The response from the RealNews Network’s Lisa Snowden McCray was even more withering.
Baltimore Teachers Union vice president Corey Gaber questioned the rationale behind the statement.
“Calling not giving residents a terrible choice offered by predatory rich white vultures ‘redlining’ is bonkers,” he said on Twitter.
Dr. Lawrence Brown, author of “The Black Butterfly,” had sharp comments for Mosby as well, declaring himself “a proud card-carrying member of the ‘vocal advocacy class,’” along with, “last I checked, freedom fighters such as Walter P. Carter, Fannie Lou Hamer, Dr. King, and Ida B. Wells.”
Scott’s announcement, released minutes after the 5 p.m. deadline when the bill would have become law without his signature, came as a happy surprise to observers who were awaiting news that came down to the wire.
Many lauded Scott: “You did the right thing!” @DeNarde4MDDel tweeted. “Didn’t see this coming!” @tonyxwashington marveled.
But many more lauded the activists who pushed a mayor widely believed to be reluctant to challenge Mosby who, with Middleton, has been boosting Bill 21-0022 energetically on social media, in radio interviews and through op-eds.
“I am absolutely ecstatic that such a huge swath of Baltimore came together and showed its strength,” said Caitlin Goldblatt, a leader of the coalition group, Baltimore Renters United.

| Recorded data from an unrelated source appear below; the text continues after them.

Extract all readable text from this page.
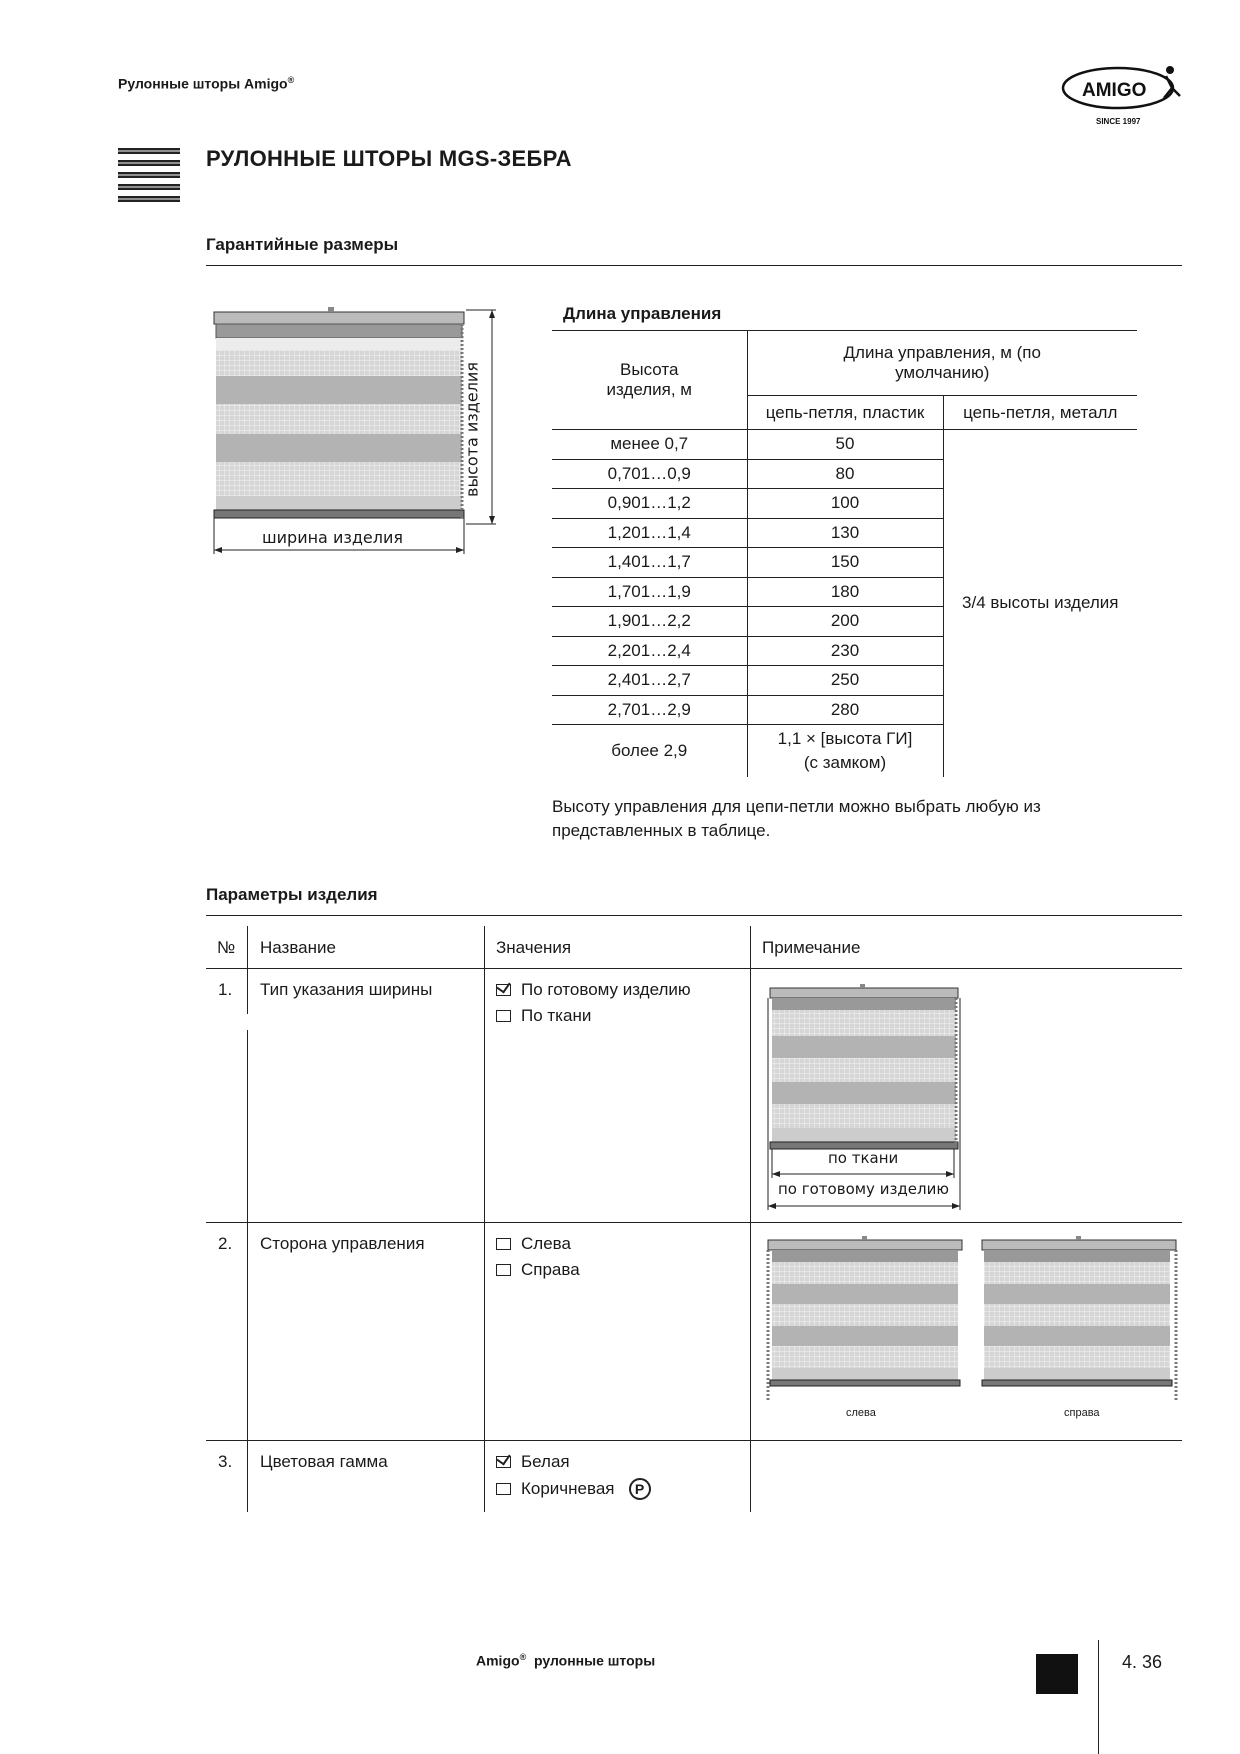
Рулонные шторы Amigo®	AMIGO
SINCE 1997
РУЛОННЫЕ ШТОРЫ MGS-ЗЕБРА
Гарантийные размеры
ширина изделия
высота изделия
Длина управления
Высота изделия, м	Длина управления, м (по умолчанию)	
	цепь-петля, пластик	цепь-петля, металл
менее 0,7	50	3/4 высоты изделия
0,701…0,9	80	
0,901…1,2	100	
1,201…1,4	130	
1,401…1,7	150	
1,701…1,9	180	
1,901…2,2	200	
2,201…2,4	230	
2,401…2,7	250	
2,701…2,9	280	
более 2,9	1,1 × [высота ГИ]
(с замком)	
Высоту управления для цепи-петли можно выбрать любую из представленных в таблице.
Параметры изделия
№ Название	Значения	Примечание
1. Тип указания ширины	По готовому изделию
По ткани
по ткани
по готовому изделию
2. Сторона управления	Слева
Справа
слева	справа
3. Цветовая гамма	Белая
Коричневая P
Amigo® рулонные шторы	4. 36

Poking Scott and various Council members online, holding rallies outside City Hall and drumming up opposition emails and phone calls, the activists persuaded nearly 50 groups, including the Public Justice Center, Not Without Black Women and the Baltimore Teachers Union, to sign onto a call for a veto.
They asked Mosby and Middleton substantive questions about the bill at an online Town Hall that were never answered. They researched Rhino, the hedge fund-backed company whose renters insurance product is promoted under the bill. They obtained a damning internal video from Rhino’s sales division that the company quickly took down.

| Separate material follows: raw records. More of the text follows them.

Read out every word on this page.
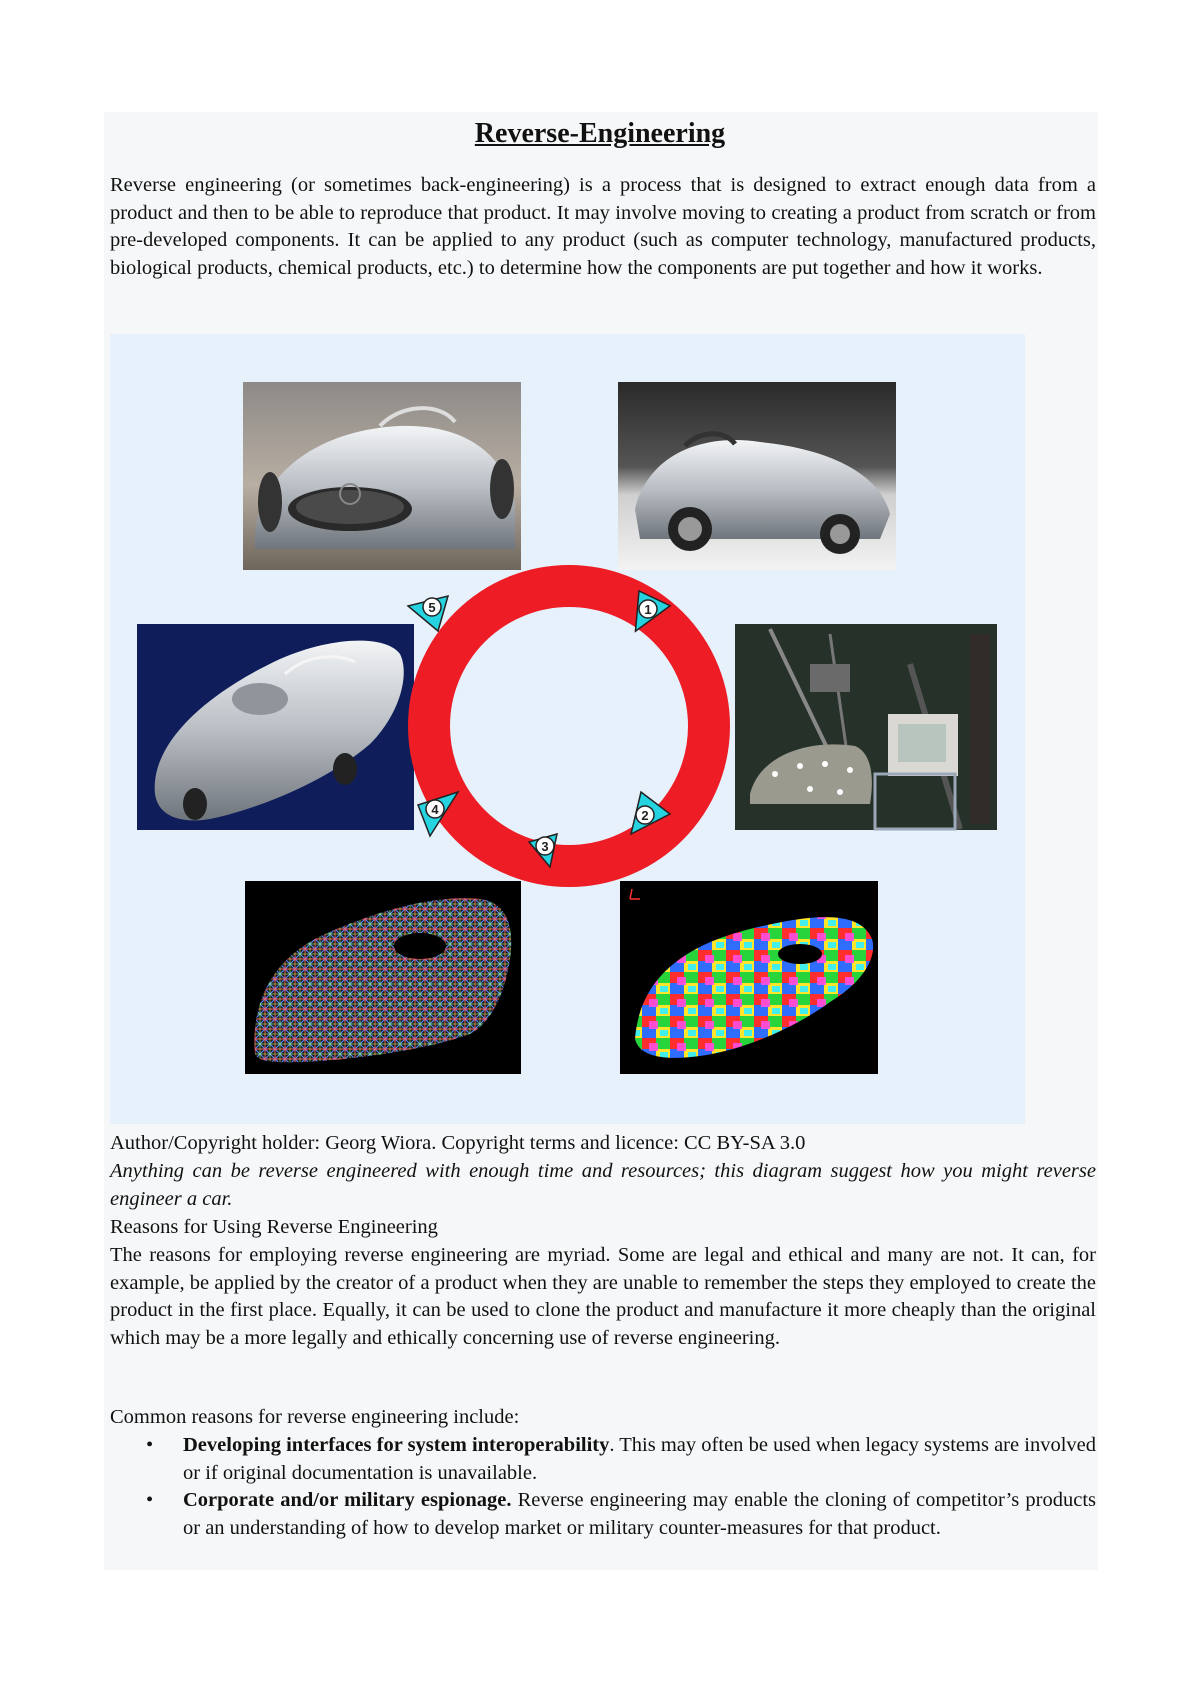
Reverse-Engineering

Reverse engineering (or sometimes back-engineering) is a process that is designed to extract enough data from a product and then to be able to reproduce that product. It may involve moving to creating a product from scratch or from pre-developed components. It can be applied to any product (such as computer technology, manufactured products, biological products, chemical products, etc.) to determine how the components are put together and how it works.

1
2
3
4
5

Author/Copyright holder: Georg Wiora. Copyright terms and licence: CC BY-SA 3.0

Anything can be reverse engineered with enough time and resources; this diagram suggest how you might reverse engineer a car.

Reasons for Using Reverse Engineering

The reasons for employing reverse engineering are myriad. Some are legal and ethical and many are not. It can, for example, be applied by the creator of a product when they are unable to remember the steps they employed to create the product in the first place. Equally, it can be used to clone the product and manufacture it more cheaply than the original which may be a more legally and ethically concerning use of reverse engineering.

Common reasons for reverse engineering include:

• Developing interfaces for system interoperability. This may often be used when legacy systems are involved or if original documentation is unavailable.
• Corporate and/or military espionage. Reverse engineering may enable the cloning of competitor’s products or an understanding of how to develop market or military counter-measures for that product.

Over the weekend, with new revelations emerging in a Brew article about the influence of a Rhino lobbyist in the drafting of the bill, insiders said Scott was open to considering a veto.
Scott’s 11th hour announcement came after a day of intense negotiations among the parties, including a face-saving compromise that would have allowed the bill to be sent back for amendments and brought back for a re-vote.

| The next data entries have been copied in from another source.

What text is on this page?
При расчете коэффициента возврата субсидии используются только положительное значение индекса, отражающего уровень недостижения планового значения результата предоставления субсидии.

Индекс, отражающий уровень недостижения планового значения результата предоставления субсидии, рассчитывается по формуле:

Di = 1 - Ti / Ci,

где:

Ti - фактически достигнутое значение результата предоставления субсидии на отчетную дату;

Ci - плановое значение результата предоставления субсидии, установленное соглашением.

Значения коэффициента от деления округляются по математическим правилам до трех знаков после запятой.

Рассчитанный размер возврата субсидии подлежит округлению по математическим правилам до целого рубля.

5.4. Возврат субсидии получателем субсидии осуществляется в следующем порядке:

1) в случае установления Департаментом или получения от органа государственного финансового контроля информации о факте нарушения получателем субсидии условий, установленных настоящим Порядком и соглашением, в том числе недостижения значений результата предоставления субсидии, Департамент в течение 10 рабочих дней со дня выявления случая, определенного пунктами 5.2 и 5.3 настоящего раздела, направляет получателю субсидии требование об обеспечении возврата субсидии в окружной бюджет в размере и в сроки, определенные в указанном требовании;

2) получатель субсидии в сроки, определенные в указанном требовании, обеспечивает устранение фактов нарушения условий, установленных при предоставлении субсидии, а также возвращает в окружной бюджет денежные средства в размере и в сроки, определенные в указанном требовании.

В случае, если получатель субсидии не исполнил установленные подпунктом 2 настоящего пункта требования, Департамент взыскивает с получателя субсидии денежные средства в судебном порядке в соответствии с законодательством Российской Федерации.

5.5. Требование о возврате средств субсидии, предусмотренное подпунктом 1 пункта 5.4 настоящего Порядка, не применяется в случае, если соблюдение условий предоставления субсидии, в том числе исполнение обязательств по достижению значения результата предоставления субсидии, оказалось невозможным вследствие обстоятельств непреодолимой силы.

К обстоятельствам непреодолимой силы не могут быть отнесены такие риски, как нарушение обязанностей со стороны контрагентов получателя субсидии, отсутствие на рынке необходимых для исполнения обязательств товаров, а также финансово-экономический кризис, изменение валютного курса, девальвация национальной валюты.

Middleton agreed to the compromise plan in principle and brought it back to Mosby for his consideration. He and staffer Nikki Thompson turned it down, sources tell The Brew.
Now attention turns to the question of a veto override, which would take place at the next Council meeting to be held on Tuesday, June 8, at 2 p.m.
Whether the veto will be overturned will be the next chapter in what has turned into one of the year’s most intense City Hall dramas.
Thanks to a charter amendment approved by voters last November, only two-thirds majority vote is needed to override a veto, dropping the number from 12 to 10.
When the Council approved the security deposit measure last month, Councilmen Zeke Cohen and Ryan Dorsey were the lone opponents, while Kris Burnett abstained.
Presuming Cohen and Dorsey support the veto, and Burnett again abstains, if three more members abstained or voted no on the override it would fail.
Scott ended tonight’s statement on a conciliatory note.
“I greatly respect the work of the Council to improve the conditions for renters in the city,” he said, adding said he wants to work with Middleton “to bring together stakeholders, including the NAACP and Public Justice Center.”
Scott’s statement did not mention Mosby or the override, but Dorsey, commenting online tonight, pointed to the next chapter of the saga.
“I believe this veto will be sustained by the Council,” he wrote, “And I look forward to working with my colleagues and the mayor’s office to ensure that it is.”